I had a bug where we got an authorization failure when trying to bind a consumer to a repo as an *admin* on a different machine from the consumer itself.

Setup:

* client.example.com (consumer)
* server.example.com (pulp server)

# From server.example.com:

1) [r...@server]# pulp-admin repo create --id=repo1 ...

# From client.example.com:

2) [r...@client]# pulp-client consumer create --id=client.example.com --server=server.example.com

# From server.example.com:

3) [r...@server]# pulp-admin consumer bind --repoid=repo1 --id=client.example.com

When we hit step 3) the CLI code ends up down in core_consumer.py:_bind():

def _bind(self):
    consumerid = self.getConsumer()
    if not self.options.repoid:
        print _("repo id required.
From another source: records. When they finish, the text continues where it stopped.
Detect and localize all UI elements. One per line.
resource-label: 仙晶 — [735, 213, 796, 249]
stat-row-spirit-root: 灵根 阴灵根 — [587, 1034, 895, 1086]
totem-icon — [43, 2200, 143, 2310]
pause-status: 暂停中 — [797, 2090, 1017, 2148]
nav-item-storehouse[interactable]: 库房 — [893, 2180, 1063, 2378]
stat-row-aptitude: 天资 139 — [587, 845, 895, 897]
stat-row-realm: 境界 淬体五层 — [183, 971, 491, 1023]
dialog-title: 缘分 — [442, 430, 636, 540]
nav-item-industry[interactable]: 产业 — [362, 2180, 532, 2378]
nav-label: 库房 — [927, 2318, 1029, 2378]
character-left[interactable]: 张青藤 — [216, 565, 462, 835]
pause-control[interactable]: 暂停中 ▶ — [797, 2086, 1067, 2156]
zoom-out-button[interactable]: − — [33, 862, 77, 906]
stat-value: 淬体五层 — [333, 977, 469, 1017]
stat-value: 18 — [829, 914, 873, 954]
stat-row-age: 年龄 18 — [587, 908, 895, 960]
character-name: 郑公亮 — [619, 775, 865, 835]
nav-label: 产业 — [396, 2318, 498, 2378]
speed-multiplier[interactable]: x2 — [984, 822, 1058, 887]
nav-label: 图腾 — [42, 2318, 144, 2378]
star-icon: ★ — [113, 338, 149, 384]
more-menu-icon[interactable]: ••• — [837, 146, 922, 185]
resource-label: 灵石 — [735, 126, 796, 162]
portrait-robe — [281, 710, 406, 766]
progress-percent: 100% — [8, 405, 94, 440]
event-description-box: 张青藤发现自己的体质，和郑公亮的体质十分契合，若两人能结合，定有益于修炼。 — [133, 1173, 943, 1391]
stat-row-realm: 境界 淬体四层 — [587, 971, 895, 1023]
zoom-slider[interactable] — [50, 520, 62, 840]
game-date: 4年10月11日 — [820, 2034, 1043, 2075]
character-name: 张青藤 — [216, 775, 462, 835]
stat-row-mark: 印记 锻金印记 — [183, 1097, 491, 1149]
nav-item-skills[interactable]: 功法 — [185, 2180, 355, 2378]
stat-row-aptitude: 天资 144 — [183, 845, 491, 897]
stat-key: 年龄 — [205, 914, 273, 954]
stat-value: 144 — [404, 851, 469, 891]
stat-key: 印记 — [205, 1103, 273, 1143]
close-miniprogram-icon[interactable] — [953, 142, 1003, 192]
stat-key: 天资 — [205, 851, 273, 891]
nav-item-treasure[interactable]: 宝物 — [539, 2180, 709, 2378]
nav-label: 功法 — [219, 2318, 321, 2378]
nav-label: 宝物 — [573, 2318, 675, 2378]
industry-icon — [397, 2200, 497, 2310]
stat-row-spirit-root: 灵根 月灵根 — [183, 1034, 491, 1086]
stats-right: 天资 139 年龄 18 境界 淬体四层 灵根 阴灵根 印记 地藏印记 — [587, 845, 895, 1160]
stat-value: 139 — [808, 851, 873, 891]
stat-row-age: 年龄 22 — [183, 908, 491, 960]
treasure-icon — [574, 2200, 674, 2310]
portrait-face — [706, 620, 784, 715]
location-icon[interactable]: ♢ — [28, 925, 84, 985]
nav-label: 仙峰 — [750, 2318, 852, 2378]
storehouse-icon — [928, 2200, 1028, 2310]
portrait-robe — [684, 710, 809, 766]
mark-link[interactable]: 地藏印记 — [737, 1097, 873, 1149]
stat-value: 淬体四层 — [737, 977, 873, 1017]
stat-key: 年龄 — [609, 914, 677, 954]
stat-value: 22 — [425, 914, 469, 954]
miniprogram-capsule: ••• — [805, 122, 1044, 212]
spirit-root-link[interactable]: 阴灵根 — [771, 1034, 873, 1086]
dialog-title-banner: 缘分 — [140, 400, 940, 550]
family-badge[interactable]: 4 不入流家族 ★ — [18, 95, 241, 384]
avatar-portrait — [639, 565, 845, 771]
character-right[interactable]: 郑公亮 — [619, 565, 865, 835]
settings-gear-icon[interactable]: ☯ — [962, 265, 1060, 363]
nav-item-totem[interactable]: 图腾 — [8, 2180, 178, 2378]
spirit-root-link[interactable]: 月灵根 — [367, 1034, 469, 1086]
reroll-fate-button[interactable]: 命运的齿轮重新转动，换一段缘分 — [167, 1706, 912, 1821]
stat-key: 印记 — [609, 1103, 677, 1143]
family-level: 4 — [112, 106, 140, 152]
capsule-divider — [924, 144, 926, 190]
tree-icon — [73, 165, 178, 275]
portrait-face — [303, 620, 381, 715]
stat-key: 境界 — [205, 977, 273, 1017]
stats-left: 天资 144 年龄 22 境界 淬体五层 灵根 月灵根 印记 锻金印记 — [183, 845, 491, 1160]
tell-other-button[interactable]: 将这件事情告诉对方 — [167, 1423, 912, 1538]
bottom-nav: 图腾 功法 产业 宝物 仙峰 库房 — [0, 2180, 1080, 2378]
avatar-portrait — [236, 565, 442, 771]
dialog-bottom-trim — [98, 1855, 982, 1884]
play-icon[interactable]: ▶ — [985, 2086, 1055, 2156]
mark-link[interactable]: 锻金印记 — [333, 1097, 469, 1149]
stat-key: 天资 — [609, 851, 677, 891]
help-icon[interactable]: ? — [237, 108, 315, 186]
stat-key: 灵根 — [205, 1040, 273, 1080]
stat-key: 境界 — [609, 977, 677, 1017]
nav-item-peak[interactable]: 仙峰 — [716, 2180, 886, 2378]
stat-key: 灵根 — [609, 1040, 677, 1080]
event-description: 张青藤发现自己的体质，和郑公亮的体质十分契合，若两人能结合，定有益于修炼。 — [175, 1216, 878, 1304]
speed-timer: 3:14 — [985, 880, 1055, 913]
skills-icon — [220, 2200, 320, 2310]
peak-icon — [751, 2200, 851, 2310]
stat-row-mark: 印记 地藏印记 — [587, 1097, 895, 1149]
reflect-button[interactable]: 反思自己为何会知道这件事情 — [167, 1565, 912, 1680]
Try --help")
        sys.exit(0)
    try:
        self.cconn.bind(consumerid, self.options.repoid)
        self.repolib.update()

if you look at this code you will realize it really only makes sense if pulp-client is executing it. when being executed from pulp-admin we try to do a repolib.update() which tries to upload a package profile from the box that pulp-admin is running (the server) and fails because the *server* is not a consumer.

Do we have an existing pattern or solution to get the client code to correctly handle different code paths when being executed from pulp-admin vs pulp-client?

My first thought is that any pulp-admin operations on consumers should be remotely instructing the client to take actions instead of operating on the server side. If we conditionally take out the 'repolib.update()' call if we are executing from pulp-admin the client will still never get its package profile updated or the local yum.conf.d files updated.

This same problem exists for create and update, and unbind.